Women have partnered to run a service dog training program, rehabilitating animals while also working on themselves.
In the late 1990s, Durlene Westfall and Deborah Norman met while incarcerated at California Institution for Women (CIW) in Corona. Paroling in 2012, Norman found an opportunity to give back by working for Canine Support Team, Inc. Meanwhile, Westfall remained incarcerated until she paroled in April 2020.
Canine Support Team provides specially trained service dogs to those in need. The organization has been in CIW since 2002, becoming the first California prison to have a service dog training program.
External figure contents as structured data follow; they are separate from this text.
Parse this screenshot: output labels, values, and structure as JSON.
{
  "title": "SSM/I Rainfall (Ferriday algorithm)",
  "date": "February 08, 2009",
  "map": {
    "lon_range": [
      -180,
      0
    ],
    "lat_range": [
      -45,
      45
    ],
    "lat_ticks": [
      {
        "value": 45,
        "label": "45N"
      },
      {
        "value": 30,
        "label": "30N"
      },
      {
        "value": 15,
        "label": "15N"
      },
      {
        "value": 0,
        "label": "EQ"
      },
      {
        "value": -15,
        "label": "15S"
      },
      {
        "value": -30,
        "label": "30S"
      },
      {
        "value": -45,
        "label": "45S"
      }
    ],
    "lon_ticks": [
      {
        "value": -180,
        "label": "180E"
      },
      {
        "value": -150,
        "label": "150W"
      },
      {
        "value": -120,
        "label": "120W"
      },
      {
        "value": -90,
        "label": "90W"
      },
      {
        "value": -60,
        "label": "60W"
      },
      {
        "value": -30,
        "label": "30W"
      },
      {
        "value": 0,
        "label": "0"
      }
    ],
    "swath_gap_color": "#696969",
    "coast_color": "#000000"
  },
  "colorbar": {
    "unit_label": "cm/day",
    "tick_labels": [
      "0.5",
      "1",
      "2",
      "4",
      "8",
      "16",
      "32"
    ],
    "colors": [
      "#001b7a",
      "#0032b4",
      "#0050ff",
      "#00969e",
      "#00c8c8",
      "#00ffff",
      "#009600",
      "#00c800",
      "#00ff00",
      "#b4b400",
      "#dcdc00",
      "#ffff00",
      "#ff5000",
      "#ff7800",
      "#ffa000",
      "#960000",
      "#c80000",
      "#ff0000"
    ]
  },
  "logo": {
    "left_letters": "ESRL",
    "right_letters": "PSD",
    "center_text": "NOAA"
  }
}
Norman had the opportunity to visit CIW in 2018 to train the incarcerated population to be Canine Support Team trainers, while she was on parole. Westfall was one of the incarcerated women in the program, allowing the pair to reunite.
After Westfall paroled in 2020, she happened to cross paths with Norman in the community.
Norman, employed as a dog trainer at It’s a Dog’s World K-9 Academy in Chino, invited her to tour the facility. The day Westfall decided to visit, she learned they needed to hire another dog trainer. Within a week, she was employed. Out of the five trainers working at It’s a Dog’s World, four are former long-term incarcerated people from CDCR.
Westfall says of her dog trainees, “Rehabilitation comes in all forms. I’m rehabilitating the dogs, but they are rehabilitating me too.”
Republished from “The Bridge,” the newsletter for the Division of Adult Parole Operations.
What is The Bridge? The quarterly newsletter highlights the many reentry services provided by the Adult Program Unit (APU). These services are designed to aid formerly incarcerated individuals while they’re on parole. APU strives to provide parolees with the tools to successfully reintegrate into society and provide them with the opportunity to give back to the community.